Electrochemical flexible supercapacitor based on manganese dioxide-titanium nitride nanotube hybrid

Abstract

The manganese dioxide-titanium nitride (MnO2-TiN) nanotube hybrid has been designed to improve its electroactivity and conductivity for a supercapacitor application. Titanium nitride (TiN) nanotube array was prepared by an anodization process of titanium in ethylene glycol (EG) solution containing ammonium fluoride, subsequent calcination process in an air atmosphere, and final nitridation process in an ammonia atmosphere. Electroactive MnO2 was then loaded into well-aligned TiN nanotubes to form MnO2-TiN nanotube hybrid with well-designed shell layer of MnO2 through a controlled cyclic voltammetry electrodeposition process, which was directly supported on ultra thin and supple titanium foil to establish a bendable electrode. The morphology and microstructure of MnO2-TiN nanotube hybrid were characterized by scanning electron microscopy and X-ray diffraction. The electrochemical capacitance was investigated by cyclic voltammetry and galvanostatic charge/discharge measurements. The villiform MnO2 thin shell layer was fully covered on TiN nanotube walls to form a coaxial heterogeneous structure.

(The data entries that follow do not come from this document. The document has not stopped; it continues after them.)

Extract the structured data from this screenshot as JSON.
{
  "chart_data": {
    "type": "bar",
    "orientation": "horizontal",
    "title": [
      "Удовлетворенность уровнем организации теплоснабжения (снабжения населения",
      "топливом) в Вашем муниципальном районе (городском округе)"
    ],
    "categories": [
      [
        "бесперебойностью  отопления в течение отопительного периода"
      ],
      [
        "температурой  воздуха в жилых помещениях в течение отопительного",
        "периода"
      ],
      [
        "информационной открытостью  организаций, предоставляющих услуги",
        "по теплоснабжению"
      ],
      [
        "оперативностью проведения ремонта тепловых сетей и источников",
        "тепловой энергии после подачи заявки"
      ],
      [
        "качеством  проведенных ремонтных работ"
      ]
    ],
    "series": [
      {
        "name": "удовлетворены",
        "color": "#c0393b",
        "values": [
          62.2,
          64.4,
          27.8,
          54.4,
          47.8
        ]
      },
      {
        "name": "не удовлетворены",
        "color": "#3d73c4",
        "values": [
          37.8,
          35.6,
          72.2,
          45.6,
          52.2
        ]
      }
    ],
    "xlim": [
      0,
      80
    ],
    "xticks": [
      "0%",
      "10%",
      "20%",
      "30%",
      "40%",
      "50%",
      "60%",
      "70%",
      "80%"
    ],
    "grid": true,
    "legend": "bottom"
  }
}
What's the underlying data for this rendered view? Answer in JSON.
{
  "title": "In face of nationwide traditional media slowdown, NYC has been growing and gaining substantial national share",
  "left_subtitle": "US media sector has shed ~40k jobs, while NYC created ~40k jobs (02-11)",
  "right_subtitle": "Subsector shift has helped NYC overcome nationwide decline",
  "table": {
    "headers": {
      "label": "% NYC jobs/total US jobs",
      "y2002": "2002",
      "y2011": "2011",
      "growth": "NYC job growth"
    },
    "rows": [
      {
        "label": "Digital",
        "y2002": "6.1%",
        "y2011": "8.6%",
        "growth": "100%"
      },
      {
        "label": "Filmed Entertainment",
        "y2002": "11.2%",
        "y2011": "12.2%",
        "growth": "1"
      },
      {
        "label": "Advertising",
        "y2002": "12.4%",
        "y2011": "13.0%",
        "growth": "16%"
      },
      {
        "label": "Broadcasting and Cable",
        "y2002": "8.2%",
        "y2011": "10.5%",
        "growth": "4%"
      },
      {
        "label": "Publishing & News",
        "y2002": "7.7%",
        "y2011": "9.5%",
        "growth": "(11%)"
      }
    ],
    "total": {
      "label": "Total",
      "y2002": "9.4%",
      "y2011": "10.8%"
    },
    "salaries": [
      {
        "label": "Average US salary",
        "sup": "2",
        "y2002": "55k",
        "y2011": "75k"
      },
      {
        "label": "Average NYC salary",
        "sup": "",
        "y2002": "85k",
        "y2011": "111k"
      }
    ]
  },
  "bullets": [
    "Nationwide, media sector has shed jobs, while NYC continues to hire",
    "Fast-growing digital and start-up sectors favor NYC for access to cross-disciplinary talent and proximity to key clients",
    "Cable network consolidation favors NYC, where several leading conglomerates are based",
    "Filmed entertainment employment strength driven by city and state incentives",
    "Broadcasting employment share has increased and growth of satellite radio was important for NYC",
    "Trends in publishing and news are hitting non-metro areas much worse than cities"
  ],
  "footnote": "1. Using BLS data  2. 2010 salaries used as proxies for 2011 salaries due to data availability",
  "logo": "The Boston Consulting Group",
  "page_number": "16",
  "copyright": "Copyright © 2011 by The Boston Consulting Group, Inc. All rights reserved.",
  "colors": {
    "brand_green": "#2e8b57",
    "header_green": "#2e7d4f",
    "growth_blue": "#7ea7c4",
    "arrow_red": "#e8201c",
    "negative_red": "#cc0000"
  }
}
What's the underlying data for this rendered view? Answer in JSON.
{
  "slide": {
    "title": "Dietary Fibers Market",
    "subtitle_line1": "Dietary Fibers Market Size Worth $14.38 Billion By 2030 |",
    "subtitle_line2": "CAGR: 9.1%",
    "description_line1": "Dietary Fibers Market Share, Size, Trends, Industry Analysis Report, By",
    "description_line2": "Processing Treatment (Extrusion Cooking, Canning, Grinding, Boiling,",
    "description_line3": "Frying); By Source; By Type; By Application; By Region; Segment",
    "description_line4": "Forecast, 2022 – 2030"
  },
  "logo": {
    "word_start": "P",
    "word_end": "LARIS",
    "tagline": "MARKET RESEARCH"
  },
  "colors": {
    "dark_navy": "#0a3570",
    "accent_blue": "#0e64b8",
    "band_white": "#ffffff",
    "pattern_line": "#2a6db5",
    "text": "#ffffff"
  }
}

Superior electrical conductivity and accessible nanochannels of TiN contributed to a high capacitance performance of MnO2. The specific capacitance of MnO2-TiN was determined to be 853.3Fg−1 (or 213.2mFcm−2) at a current density of 1.0Ag−1 (or 0.25mAcm−2). All-solid-state flexible supercapacitor was constructed using two symmetric film electrodes of MnO2-TiN nanotube hybrid and a polyvinyl alcohol gel electrolyte of KOH-KI-EG. The volume specific capacitance, energy and power density were determined to be 4.01Fcm−3, 1.81mWhcm−3 and 32.8mWcm−3 at a high potential window of 1.8V and a current density of 2.0mAcm−2. Such MnO2-TiN nanotube hybrid electrode material exhibited effective energy storage in flexible supercapacitor application.